By 2050, that GHG reduction grows to 55 percent (63 percent under the CP regimen), which closely approaches the 80 percent by 2050 goal outlined by President Barack Obama, Energy Secretary Steven Chu and the U.S. Department of Energy.

Outlining concentrating solar power, or CSP, and offshore wind as the two technologies most likely to achieve breakthroughs (with solar photovoltaic, or PV, a close third), the study suggests that even carbon capture and storage (CSS) coal generation will be more expensive than everything but offshore wind by 2050 – and even then offshore wind is within one percentage point!

Grid storage elements like batteries were outlined, but primarily for use in electric vehicles (EVs). Even natural gas was modeled under the BAU scenario, and the results were clear; only GDP is likely to remain the same under either a BAU or aggressive innovation model. Household energy bills are likely to fall, as is oil demand and emissions.  

The best scenarios are those nearest in time. If the BAU attitude prevails, GDP is likely to go down by $3.2 trillion, with jobs taking a similar fall (up to 1.4 million) and GHGs rising by an additional 28 billion metric tons.

This was even true in the battle between EVs and Compressed Natural Gas, or CNG, with timely EV breakthroughs becoming cost competitive with CNG, but their failure leading to a prolonged and difficult-to-reverse dominance for CNG.

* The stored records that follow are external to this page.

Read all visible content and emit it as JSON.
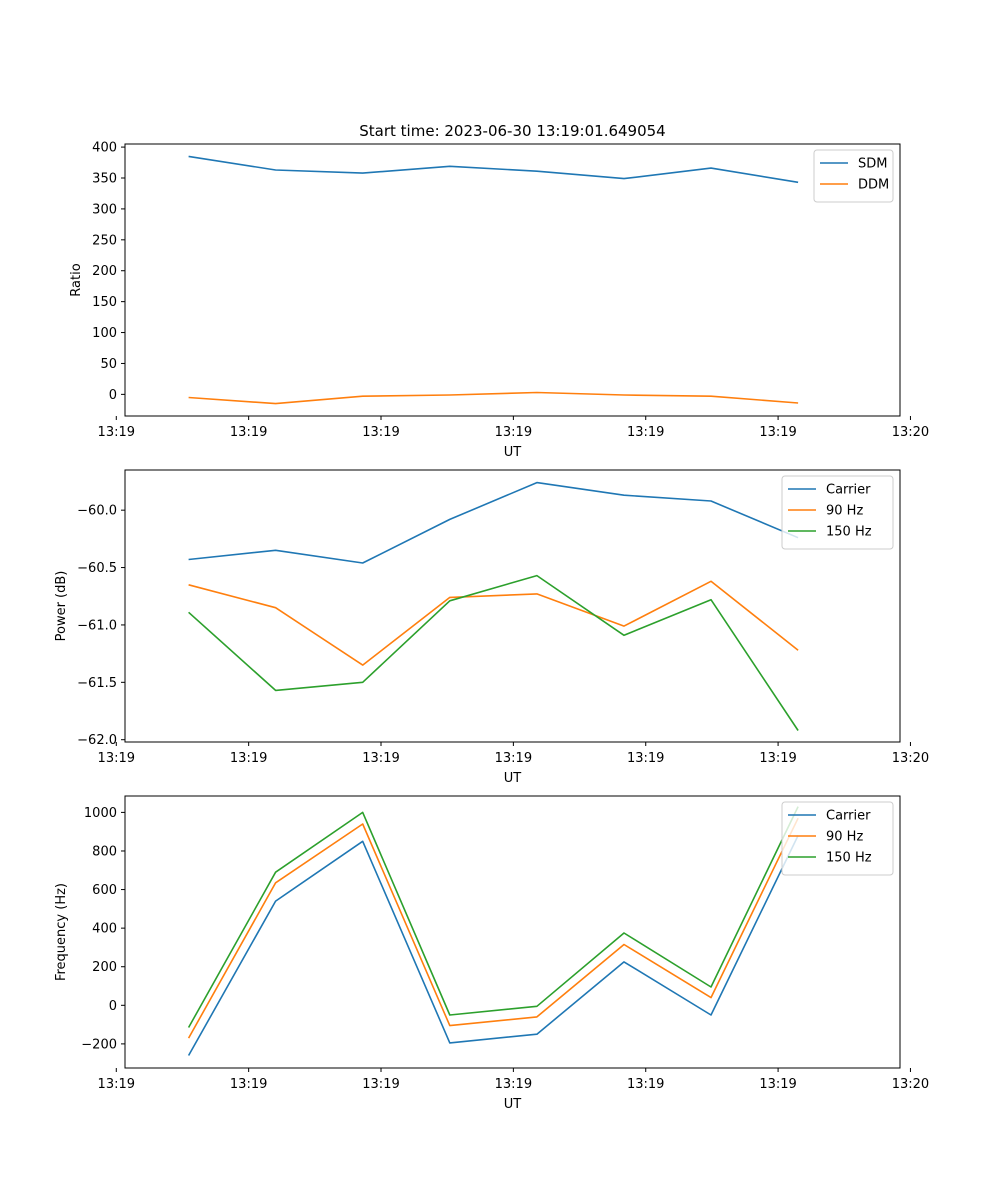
{
  "figure_title": "Start time: 2023-06-30 13:19:01.649054",
  "colors": {
    "blue": "#1f77b4",
    "orange": "#ff7f0e",
    "green": "#2ca02c"
  },
  "chart_data": [
    {
      "type": "line",
      "title": "Start time: 2023-06-30 13:19:01.649054",
      "xlabel": "UT",
      "ylabel": "Ratio",
      "x_tick_labels": [
        "13:19",
        "13:19",
        "13:19",
        "13:19",
        "13:19",
        "13:19",
        "13:20"
      ],
      "y_ticks": [
        0,
        50,
        100,
        150,
        200,
        250,
        300,
        350,
        400
      ],
      "ylim": [
        -35,
        405
      ],
      "x": [
        1,
        2,
        3,
        4,
        5,
        6,
        7,
        8
      ],
      "xlim": [
        0.27,
        9.17
      ],
      "grid": false,
      "legend_position": "top-right",
      "series": [
        {
          "name": "SDM",
          "color": "#1f77b4",
          "values": [
            385,
            363,
            358,
            369,
            361,
            349,
            366,
            343
          ]
        },
        {
          "name": "DDM",
          "color": "#ff7f0e",
          "values": [
            -5,
            -15,
            -3,
            -1,
            3,
            -1,
            -3,
            -14
          ]
        }
      ]
    },
    {
      "type": "line",
      "title": "",
      "xlabel": "UT",
      "ylabel": "Power (dB)",
      "x_tick_labels": [
        "13:19",
        "13:19",
        "13:19",
        "13:19",
        "13:19",
        "13:19",
        "13:20"
      ],
      "y_ticks": [
        -62.0,
        -61.5,
        -61.0,
        -60.5,
        -60.0
      ],
      "y_tick_labels": [
        "−62.0",
        "−61.5",
        "−61.0",
        "−60.5",
        "−60.0"
      ],
      "ylim": [
        -62.02,
        -59.65
      ],
      "x": [
        1,
        2,
        3,
        4,
        5,
        6,
        7,
        8
      ],
      "xlim": [
        0.27,
        9.17
      ],
      "grid": false,
      "legend_position": "top-right",
      "series": [
        {
          "name": "Carrier",
          "color": "#1f77b4",
          "values": [
            -60.43,
            -60.35,
            -60.46,
            -60.08,
            -59.76,
            -59.87,
            -59.92,
            -60.24
          ]
        },
        {
          "name": "90 Hz",
          "color": "#ff7f0e",
          "values": [
            -60.65,
            -60.85,
            -61.35,
            -60.76,
            -60.73,
            -61.01,
            -60.62,
            -61.22
          ]
        },
        {
          "name": "150 Hz",
          "color": "#2ca02c",
          "values": [
            -60.89,
            -61.57,
            -61.5,
            -60.79,
            -60.57,
            -61.09,
            -60.78,
            -61.92
          ]
        }
      ]
    },
    {
      "type": "line",
      "title": "",
      "xlabel": "UT",
      "ylabel": "Frequency (Hz)",
      "x_tick_labels": [
        "13:19",
        "13:19",
        "13:19",
        "13:19",
        "13:19",
        "13:19",
        "13:20"
      ],
      "y_ticks": [
        -200,
        0,
        200,
        400,
        600,
        800,
        1000
      ],
      "y_tick_labels": [
        "−200",
        "0",
        "200",
        "400",
        "600",
        "800",
        "1000"
      ],
      "ylim": [
        -325,
        1085
      ],
      "x": [
        1,
        2,
        3,
        4,
        5,
        6,
        7,
        8
      ],
      "xlim": [
        0.27,
        9.17
      ],
      "grid": false,
      "legend_position": "top-right",
      "series": [
        {
          "name": "Carrier",
          "color": "#1f77b4",
          "values": [
            -260,
            540,
            850,
            -195,
            -150,
            225,
            -50,
            880
          ]
        },
        {
          "name": "90 Hz",
          "color": "#ff7f0e",
          "values": [
            -170,
            635,
            940,
            -105,
            -60,
            315,
            40,
            970
          ]
        },
        {
          "name": "150 Hz",
          "color": "#2ca02c",
          "values": [
            -115,
            690,
            1000,
            -50,
            -5,
            375,
            95,
            1030
          ]
        }
      ]
    }
  ]
}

In short, the study demonstrates that favorable clean energy policies are wholly synergistic with technological breakthroughs and can create huge new vertical markets, take the shine off traditional electricity generation fuels like coal by removing incentives or price props, and provide for increased uptake of renewables by making them attractive, familiar and – most of all – affordable.

In fact, if the most effective policy is implemented, Google.org speculates, we can even reach that Holy Grail of 80 percent (GHG reduction) by 2050.

Jeanne Roberts is a freelance writer on environment and sustainability issues. In her previous life, she worked as both a reporter and a communications specialist for a major public utility. Her most recent book, Green Your Home, approaches environmentalism from a consumer’s perspective.